Jakarta, 13 Agustus 2014 – Indeks Pertambangan
menguat signifikan sejak akhir Juli sampai 8%
ke level 1.560. Penguatan harga metal dan mineral khususnya telah menjadi
faktor utama penguatan ini. Beberapa emiten khususnya berkapitalisasi besar
serta beberapa emiten tambang mineral kecil menunjukkan kenaikan harga yang
signifikan.
Emas ditransaksikan menguat seiring
dengan investor mencari aset yang aman di tengah ketegangan geopolitik di
Ukraina, Irak, dan Gaza.
Sementara itu investor melihat bahwa
kebijakan pelarangan ekspor mineral mentah sebaiknya diteruskan paska transisi
pemerintah baru. Diteruskannya kebijakan ini dapat meningkatkan kepercayaan
investor terhadap pemerintah, karena dana investasi telah digulirkan dan sumber
daya telah diarahkan untuk membangun smelter.

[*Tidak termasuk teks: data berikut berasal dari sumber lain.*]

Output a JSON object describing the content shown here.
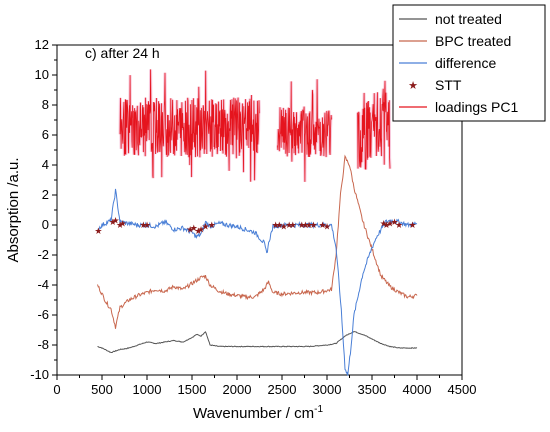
{
  "chart_data": {
    "type": "line",
    "annotation": "c) after 24 h",
    "xlabel": "Wavenumber / cm",
    "xlabel_sup": "-1",
    "ylabel": "Absorption /a.u.",
    "xlim": [
      0,
      4500
    ],
    "ylim": [
      -10,
      12
    ],
    "xticks": [
      "0",
      "500",
      "1000",
      "1500",
      "2000",
      "2500",
      "3000",
      "3500",
      "4000",
      "4500"
    ],
    "xtick_values": [
      0,
      500,
      1000,
      1500,
      2000,
      2500,
      3000,
      3500,
      4000,
      4500
    ],
    "yticks": [
      "-10",
      "-8",
      "-6",
      "-4",
      "-2",
      "0",
      "2",
      "4",
      "6",
      "8",
      "10",
      "12"
    ],
    "ytick_values": [
      -10,
      -8,
      -6,
      -4,
      -2,
      0,
      2,
      4,
      6,
      8,
      10,
      12
    ],
    "legend_position": "top-right",
    "series": [
      {
        "name": "not treated",
        "color": "#555555",
        "style": "line",
        "x": [
          450,
          500,
          600,
          700,
          800,
          900,
          1000,
          1100,
          1200,
          1300,
          1400,
          1500,
          1550,
          1600,
          1650,
          1700,
          1800,
          2000,
          2200,
          2400,
          2600,
          2800,
          3000,
          3100,
          3200,
          3300,
          3400,
          3500,
          3600,
          3700,
          3800,
          4000
        ],
        "y": [
          -8.1,
          -8.2,
          -8.5,
          -8.3,
          -8.2,
          -8.0,
          -7.8,
          -7.9,
          -7.8,
          -7.7,
          -7.8,
          -7.5,
          -7.3,
          -7.4,
          -7.1,
          -8.0,
          -8.1,
          -8.1,
          -8.1,
          -8.1,
          -8.1,
          -8.1,
          -8.0,
          -7.9,
          -7.4,
          -7.1,
          -7.3,
          -7.6,
          -7.9,
          -8.1,
          -8.2,
          -8.2
        ]
      },
      {
        "name": "BPC treated",
        "color": "#c8674e",
        "style": "line",
        "x": [
          450,
          500,
          550,
          600,
          650,
          700,
          800,
          900,
          1000,
          1100,
          1200,
          1300,
          1400,
          1500,
          1550,
          1600,
          1650,
          1700,
          1800,
          1900,
          2000,
          2100,
          2200,
          2300,
          2350,
          2400,
          2500,
          2700,
          2900,
          3050,
          3100,
          3150,
          3200,
          3250,
          3300,
          3400,
          3500,
          3550,
          3600,
          3700,
          3800,
          3900,
          4000
        ],
        "y": [
          -4.0,
          -4.6,
          -5.2,
          -5.6,
          -6.8,
          -5.5,
          -5.0,
          -4.7,
          -4.5,
          -4.3,
          -4.4,
          -4.1,
          -4.3,
          -3.9,
          -3.7,
          -3.5,
          -3.4,
          -4.0,
          -4.4,
          -4.6,
          -4.7,
          -4.8,
          -4.8,
          -4.3,
          -3.8,
          -4.5,
          -4.6,
          -4.5,
          -4.5,
          -4.3,
          -2.0,
          2.0,
          4.5,
          4.0,
          2.5,
          0.2,
          -1.6,
          -2.5,
          -3.4,
          -4.1,
          -4.5,
          -4.8,
          -4.7
        ]
      },
      {
        "name": "difference",
        "color": "#4a7fd6",
        "style": "line",
        "x": [
          450,
          500,
          600,
          650,
          700,
          800,
          900,
          1000,
          1100,
          1200,
          1300,
          1400,
          1500,
          1550,
          1600,
          1650,
          1700,
          1800,
          1900,
          2000,
          2100,
          2200,
          2300,
          2330,
          2360,
          2400,
          2500,
          2700,
          2900,
          3050,
          3100,
          3150,
          3200,
          3230,
          3260,
          3300,
          3400,
          3500,
          3550,
          3600,
          3650,
          3700,
          3800,
          3900,
          4000
        ],
        "y": [
          -0.3,
          0.0,
          0.3,
          2.3,
          0.2,
          0.1,
          0.0,
          0.0,
          -0.1,
          0.2,
          -0.3,
          -0.2,
          -0.5,
          -0.8,
          -0.6,
          0.2,
          -0.1,
          0.1,
          0.0,
          -0.1,
          -0.3,
          -0.5,
          -1.2,
          -1.9,
          -1.0,
          -0.1,
          0.0,
          0.0,
          0.0,
          0.0,
          -1.5,
          -5.0,
          -9.5,
          -10.0,
          -8.5,
          -6.0,
          -3.2,
          -1.5,
          -0.8,
          -0.3,
          0.2,
          0.3,
          0.2,
          0.0,
          0.1
        ]
      },
      {
        "name": "STT",
        "color": "#8b1a1a",
        "style": "star",
        "x": [
          460,
          620,
          650,
          700,
          730,
          960,
          1000,
          1480,
          1520,
          1570,
          1600,
          1650,
          1720,
          2430,
          2470,
          2520,
          2580,
          2620,
          2720,
          2760,
          2800,
          2850,
          2950,
          3000,
          3630,
          3660,
          3700,
          3750,
          3800,
          3950
        ],
        "y": [
          -0.4,
          0.2,
          0.3,
          0.0,
          0.1,
          0.0,
          0.0,
          -0.3,
          -0.2,
          -0.4,
          -0.3,
          -0.1,
          0.0,
          0.0,
          0.0,
          -0.1,
          0.0,
          0.0,
          0.0,
          0.0,
          0.0,
          0.0,
          0.0,
          -0.1,
          0.1,
          0.0,
          0.1,
          0.2,
          0.0,
          0.0
        ]
      },
      {
        "name": "loadings PC1",
        "color": "#e5141e",
        "style": "noisy-band",
        "segments": [
          {
            "x": [
              700,
              2250
            ],
            "y": [
              4.5,
              8.5
            ]
          },
          {
            "x": [
              2450,
              3050
            ],
            "y": [
              4.5,
              8.0
            ]
          },
          {
            "x": [
              3340,
              3700
            ],
            "y": [
              3.5,
              9.0
            ]
          }
        ]
      }
    ]
  }
}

R. Sukhyar, kepala direktorat
jenderal batubara dan mineral, Departemen Energi dan Sumber Daya Mineral, menegaskan
kepada Bloomberg bahwa kedua pemerintahan – Presiden Yudhoyono dan presiden terpilih
Joko Widodo – memiliki pandangan yang sama mengenai ekspor barang mentah.
Karena itu kemungkinannya sangat besar bahwa kebijakan tersebut akan tetap
dipertahankan.
Larangan ekspor ini telah menurunkan
pasokan nikel Indonesia ke dunia tahun 2015 dari 29% ke hanya 8,9%. Kekurangan
pasokan ini telah meningkatkan harga nikel ke titik tertinggi sejak 2012. Sejak
awal tahun, harga nikel telah naik 56% menjadi US$ 21.625/metrik ton
PT Adaro Energy, Tbk (ADRO), PT Vale
Indonesia, Tbk (INCO), PT Tambang Batubara Bukit Asam, Tbk (PTBA), PT Aneka
Tambang, Tbk (ANTM) dan PT SMR Utama, Tbk (SMRU) mengalami kenaikan harga yang
cukup signifikan.
Harga saham PT SMR Utama, Tbk (SMRU) |
Harga SMR Utama bahkan naik lebih
dari dua kali lipat, padahal emiten tersebut masih mencatatkan kerugian masif
karena berhentinya operasi tambang akibat harga yang masih terlalu rendah.